The New World – my description; to the Emperor it was just western provinces – had been discovered during the reign of Melchios II, when the capital had been at Carthage. That had been maybe a thousand years previously, about the time the Saxon settlers of Celtic Britannia were absorbing a migration from Latin Gaul. There was no Battle of Runnymede, just a big Norman-Gallic migration spread over years.

The province I was in was called Agus, after some mage who’d lived about the time Queen Elizabeth the First would have.
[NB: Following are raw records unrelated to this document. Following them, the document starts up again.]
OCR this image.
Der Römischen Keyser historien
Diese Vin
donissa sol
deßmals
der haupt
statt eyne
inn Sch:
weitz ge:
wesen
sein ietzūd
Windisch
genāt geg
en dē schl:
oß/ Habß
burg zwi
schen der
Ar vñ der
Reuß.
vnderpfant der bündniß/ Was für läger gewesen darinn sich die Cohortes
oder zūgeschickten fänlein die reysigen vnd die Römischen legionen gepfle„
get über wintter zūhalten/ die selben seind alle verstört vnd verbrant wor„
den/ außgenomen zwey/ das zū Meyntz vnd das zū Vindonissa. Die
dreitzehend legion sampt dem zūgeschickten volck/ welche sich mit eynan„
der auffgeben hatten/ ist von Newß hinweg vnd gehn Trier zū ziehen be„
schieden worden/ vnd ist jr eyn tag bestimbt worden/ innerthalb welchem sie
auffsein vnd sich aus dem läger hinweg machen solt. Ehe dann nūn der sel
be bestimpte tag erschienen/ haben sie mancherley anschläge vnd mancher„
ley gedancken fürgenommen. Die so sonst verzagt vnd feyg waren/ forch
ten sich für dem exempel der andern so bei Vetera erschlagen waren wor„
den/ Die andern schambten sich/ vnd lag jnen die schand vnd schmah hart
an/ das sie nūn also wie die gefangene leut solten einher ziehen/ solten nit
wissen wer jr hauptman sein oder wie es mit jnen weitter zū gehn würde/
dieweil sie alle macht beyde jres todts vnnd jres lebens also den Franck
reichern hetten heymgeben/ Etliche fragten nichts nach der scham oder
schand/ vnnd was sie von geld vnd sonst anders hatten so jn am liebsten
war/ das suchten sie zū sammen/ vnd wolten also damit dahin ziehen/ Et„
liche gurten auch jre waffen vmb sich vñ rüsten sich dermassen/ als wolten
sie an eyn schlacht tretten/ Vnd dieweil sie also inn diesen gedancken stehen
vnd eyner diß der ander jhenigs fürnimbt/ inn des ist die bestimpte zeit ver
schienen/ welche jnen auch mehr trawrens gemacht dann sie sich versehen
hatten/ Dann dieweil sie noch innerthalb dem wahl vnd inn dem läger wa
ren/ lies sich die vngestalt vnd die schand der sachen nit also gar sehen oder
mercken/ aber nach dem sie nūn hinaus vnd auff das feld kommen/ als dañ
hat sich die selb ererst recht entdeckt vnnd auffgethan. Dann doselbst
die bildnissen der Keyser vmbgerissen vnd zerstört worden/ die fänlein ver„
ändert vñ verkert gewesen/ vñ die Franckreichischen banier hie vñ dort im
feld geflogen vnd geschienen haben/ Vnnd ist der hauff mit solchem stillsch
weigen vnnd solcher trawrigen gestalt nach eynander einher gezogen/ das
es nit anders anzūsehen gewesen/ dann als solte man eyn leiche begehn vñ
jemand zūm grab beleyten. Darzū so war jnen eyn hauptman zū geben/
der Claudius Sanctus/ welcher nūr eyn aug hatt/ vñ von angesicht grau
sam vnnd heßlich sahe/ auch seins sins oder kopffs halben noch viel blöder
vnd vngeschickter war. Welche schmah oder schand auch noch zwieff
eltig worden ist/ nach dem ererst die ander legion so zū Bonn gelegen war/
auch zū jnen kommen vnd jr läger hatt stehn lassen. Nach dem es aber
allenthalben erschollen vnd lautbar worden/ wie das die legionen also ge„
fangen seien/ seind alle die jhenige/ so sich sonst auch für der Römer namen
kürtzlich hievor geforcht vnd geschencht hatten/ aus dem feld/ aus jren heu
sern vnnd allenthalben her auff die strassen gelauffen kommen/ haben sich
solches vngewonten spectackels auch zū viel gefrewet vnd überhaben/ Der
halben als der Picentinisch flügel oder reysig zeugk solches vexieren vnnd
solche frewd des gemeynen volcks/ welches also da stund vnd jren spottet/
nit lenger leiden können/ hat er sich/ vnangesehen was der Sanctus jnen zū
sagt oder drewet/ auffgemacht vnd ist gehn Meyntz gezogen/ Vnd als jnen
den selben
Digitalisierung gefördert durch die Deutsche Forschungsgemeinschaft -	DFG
It was vassal to Burgundia, which was vassal to the current Emperor, whose name was Bidrig, or Bidrigus. The province north of us was Filadios, and it was tributary to the Dux of Hippo Regius. Hippo, of Saint Augustine fame, was near Algiers on my reality line, and was still a thriving city.

And everyone believed in magic. Nevianne claimed she’d seen it work, that it worked routinely. She believed in it like I “believed” in science.